Sie gehörte zu den Gesichtern des NSU-Prozesses: Andrea Titz war über Jahre Pressesprecherin des Münchner Gerichts. Manche Fragen, die ihr gestellt wurden, hatten es in sich.
Wenn es im NSU-Prozess kompliziert wurde, musste Andrea Titz ran: Die Richterin war über lange Zeit Pressesprecherin des Münchner Oberlandesgerichts. Immer wieder erklärte sie Journalisten die Hintergründe des Terrorverfahrens. Das Amt als Sprecherin hatte sie kurz vor Prozessbeginn 2013 angetreten, im Juni 2017 ging die heute 48-Jährige als Leiterin an das Amtsgericht Wolfratshausen. Hier blickt sie auf die Zeit zurück, in der sie deutschlandweit bekannt wurde – auch wegen ihres extravaganten Kleidungsstils.

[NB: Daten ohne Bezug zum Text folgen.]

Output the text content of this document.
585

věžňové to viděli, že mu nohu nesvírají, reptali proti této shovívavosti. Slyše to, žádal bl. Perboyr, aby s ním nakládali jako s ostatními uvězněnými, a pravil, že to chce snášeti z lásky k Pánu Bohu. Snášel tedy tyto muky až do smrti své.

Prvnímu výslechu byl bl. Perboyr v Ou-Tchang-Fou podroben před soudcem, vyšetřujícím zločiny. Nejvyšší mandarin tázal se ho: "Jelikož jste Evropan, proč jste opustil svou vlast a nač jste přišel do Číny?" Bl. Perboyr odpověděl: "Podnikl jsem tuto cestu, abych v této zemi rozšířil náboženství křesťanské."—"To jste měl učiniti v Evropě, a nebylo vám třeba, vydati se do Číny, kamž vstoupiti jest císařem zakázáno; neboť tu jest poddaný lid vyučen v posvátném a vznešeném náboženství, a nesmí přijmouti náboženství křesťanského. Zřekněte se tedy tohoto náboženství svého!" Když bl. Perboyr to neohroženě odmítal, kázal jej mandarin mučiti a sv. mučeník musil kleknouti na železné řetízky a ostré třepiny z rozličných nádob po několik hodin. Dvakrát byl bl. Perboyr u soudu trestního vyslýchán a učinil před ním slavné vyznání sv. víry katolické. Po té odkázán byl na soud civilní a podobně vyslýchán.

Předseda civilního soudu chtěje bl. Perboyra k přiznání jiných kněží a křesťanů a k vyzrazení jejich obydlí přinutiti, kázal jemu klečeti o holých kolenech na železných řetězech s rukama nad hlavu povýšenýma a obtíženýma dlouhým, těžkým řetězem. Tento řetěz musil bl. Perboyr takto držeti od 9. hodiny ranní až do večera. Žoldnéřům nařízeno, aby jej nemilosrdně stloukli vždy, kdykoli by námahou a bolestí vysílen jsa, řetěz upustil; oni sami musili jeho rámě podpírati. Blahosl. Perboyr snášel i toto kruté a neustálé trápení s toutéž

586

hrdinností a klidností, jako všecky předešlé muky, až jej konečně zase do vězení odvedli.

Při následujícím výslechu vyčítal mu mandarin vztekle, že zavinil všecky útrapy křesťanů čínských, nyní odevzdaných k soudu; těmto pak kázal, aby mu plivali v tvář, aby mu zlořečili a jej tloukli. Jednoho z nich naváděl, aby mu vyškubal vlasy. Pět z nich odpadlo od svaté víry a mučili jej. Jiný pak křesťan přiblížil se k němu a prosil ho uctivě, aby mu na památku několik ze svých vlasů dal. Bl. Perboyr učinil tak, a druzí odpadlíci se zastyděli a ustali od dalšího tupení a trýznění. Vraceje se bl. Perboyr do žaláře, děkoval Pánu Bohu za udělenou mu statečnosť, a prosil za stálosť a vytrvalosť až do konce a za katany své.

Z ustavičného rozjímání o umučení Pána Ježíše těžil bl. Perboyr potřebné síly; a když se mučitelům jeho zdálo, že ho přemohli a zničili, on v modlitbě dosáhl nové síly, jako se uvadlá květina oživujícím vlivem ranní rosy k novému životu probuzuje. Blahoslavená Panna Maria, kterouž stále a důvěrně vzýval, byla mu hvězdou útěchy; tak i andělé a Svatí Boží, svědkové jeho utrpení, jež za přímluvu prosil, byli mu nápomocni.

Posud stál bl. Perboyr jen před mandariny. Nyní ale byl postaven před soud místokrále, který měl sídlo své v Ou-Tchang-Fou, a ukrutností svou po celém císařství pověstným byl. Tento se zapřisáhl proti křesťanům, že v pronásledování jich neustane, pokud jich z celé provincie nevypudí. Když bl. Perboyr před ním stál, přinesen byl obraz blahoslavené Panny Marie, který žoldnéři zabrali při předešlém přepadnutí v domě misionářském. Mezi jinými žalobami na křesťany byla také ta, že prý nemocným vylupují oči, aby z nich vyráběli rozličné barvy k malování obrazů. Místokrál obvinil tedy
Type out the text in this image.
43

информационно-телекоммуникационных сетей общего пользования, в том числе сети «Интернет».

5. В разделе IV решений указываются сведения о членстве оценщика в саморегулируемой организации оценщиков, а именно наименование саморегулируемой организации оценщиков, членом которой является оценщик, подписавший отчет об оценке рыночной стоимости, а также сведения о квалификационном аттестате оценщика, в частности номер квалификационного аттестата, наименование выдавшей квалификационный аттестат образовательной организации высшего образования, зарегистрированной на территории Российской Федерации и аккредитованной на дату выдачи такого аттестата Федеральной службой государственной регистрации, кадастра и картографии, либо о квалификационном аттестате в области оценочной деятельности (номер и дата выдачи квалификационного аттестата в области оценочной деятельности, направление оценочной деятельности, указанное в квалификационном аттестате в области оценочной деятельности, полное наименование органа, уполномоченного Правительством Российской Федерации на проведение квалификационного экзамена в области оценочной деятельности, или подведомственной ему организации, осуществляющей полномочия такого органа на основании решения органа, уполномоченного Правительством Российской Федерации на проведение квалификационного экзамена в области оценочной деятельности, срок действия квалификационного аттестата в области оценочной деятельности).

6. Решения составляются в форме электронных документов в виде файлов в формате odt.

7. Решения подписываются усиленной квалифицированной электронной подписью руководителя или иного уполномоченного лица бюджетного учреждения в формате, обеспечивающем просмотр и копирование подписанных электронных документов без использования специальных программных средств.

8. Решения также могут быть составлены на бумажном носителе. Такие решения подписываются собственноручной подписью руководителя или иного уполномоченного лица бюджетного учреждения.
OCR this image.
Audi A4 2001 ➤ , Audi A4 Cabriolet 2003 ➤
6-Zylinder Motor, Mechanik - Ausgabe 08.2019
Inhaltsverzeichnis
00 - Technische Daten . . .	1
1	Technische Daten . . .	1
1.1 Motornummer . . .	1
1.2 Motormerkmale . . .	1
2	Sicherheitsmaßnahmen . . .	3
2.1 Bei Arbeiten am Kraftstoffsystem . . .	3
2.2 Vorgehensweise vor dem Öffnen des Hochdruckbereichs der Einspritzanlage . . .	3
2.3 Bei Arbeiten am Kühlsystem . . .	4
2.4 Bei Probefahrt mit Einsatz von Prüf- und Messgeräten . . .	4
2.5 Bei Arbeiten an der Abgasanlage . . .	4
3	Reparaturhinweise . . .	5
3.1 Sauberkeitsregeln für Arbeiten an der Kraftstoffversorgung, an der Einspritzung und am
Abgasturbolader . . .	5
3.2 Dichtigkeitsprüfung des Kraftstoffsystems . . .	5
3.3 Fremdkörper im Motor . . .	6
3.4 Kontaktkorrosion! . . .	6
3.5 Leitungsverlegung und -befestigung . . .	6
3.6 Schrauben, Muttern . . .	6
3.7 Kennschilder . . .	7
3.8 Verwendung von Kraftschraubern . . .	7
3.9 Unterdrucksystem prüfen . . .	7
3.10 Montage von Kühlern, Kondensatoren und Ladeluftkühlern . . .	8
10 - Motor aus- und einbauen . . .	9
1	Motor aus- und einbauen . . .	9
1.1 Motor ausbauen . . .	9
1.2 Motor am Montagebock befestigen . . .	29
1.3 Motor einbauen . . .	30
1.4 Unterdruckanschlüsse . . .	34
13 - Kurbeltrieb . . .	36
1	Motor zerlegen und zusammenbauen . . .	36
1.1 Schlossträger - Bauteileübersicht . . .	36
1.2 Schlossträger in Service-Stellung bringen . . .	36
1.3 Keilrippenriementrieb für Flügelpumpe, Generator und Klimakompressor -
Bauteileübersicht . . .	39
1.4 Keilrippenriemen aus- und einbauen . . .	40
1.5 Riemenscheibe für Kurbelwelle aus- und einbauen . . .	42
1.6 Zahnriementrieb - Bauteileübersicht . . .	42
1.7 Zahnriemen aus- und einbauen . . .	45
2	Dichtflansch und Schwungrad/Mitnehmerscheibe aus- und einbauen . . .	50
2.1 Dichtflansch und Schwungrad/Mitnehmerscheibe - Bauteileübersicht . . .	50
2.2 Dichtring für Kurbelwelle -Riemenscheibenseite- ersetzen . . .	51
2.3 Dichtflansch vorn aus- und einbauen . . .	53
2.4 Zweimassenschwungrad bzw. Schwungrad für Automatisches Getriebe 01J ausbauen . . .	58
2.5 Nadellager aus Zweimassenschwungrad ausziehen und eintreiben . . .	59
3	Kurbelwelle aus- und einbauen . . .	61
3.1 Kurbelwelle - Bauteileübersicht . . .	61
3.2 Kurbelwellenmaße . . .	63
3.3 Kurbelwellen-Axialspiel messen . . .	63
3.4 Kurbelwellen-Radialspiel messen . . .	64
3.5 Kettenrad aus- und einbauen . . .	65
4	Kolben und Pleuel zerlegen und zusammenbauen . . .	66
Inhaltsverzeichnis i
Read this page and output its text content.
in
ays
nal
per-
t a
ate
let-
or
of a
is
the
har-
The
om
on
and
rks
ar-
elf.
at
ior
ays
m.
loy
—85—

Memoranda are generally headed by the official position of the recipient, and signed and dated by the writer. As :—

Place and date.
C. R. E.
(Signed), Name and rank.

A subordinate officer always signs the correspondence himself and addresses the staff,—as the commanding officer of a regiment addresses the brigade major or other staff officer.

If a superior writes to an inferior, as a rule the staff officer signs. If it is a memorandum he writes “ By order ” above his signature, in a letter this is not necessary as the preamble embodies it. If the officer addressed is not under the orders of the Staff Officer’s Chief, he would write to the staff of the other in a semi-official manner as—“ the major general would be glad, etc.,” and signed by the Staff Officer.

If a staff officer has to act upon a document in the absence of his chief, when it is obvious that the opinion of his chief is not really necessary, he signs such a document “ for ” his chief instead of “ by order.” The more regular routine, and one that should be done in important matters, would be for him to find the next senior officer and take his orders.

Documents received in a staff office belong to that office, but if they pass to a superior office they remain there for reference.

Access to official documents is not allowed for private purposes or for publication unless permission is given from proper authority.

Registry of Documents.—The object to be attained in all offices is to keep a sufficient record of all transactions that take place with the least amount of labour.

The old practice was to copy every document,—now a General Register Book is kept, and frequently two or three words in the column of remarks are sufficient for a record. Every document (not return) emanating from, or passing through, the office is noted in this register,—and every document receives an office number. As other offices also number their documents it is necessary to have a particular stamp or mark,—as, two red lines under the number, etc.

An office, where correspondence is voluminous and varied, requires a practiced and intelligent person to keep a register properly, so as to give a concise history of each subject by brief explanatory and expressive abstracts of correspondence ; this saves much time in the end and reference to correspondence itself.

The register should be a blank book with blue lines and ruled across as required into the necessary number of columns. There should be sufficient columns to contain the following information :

ZEIT ONLINE: Sie haben den Prozess die ersten vier Jahre lang als Pressesprecherin begleitet. Wie haben Sie das Verfahren erlebt?
Andrea Titz: Als ich am ersten Prozesstag, dem 6. Mai 2013, aus der U-Bahn gestiegen und auf den Gerichtsvorplatz gegangen bin, wurden meine Erwartungen noch übertroffen: Alles war voller Menschen. Besucher, Journalisten, Demonstranten, Polizisten. Auch wenn wir das natürlich erwartet hatten, war es noch etwas anderes, den Andrang dann live zu sehen. Aber ich finde, wir haben den Prozessauftakt dann doch gut über die Bühne gebracht.
ZEIT ONLINE: Bedauern Sie, dass Sie das Verfahren nicht bis zum Ende begleiten konnten?
Titz: Ja. Ich bin freiwillig gegangen und mache meine neue Arbeit gern, aber der Prozess war ein wichtiger Abschnitt meines Lebens. Ein fulminanter Start für meine Tätigkeit als Pressesprecherin.
ZEIT ONLINE: Warum war das Medieninteresse so groß?
Titz: Das Verfahren war beispiellos. Das lag an den Vorwürfen, der Brutalität der Taten und der Zahl der Angeklagten. Dazu kommt die Frage, die immer wieder aufkam, ob die Terrorgruppe aus mehr als drei Personen bestanden haben könnte.
ZEIT ONLINE: Wie ist die Presse mit diesem Verfahren umgegangen?
Titz: Viele Journalisten haben mir mit ihrer Berichterstattung großen Respekt abgenötigt. Besonders die, die dieses Verfahren nahtlos über all die Jahre begleitet haben. Dabei haben sie immer neue Blickwinkel auf den Prozess gefunden.
ZEIT ONLINE: Mussten Sie viele juristische Feinheiten erklären?
Titz: Es gab natürlich Fragen, die sich während der Jahre ständig wiederholt haben. Immer wieder ging es darum, was passieren muss, damit Pflichtverteidiger von ihrem Amt entbunden werden können. Beate Zschäpe hatte das mehrmals beantragt. Auch wie das mit Befangenheitsanträgen gegen die Richter läuft, war immer wieder Thema. Ich habe es als meine Aufgabe gesehen, Justiz begreifbar zu machen.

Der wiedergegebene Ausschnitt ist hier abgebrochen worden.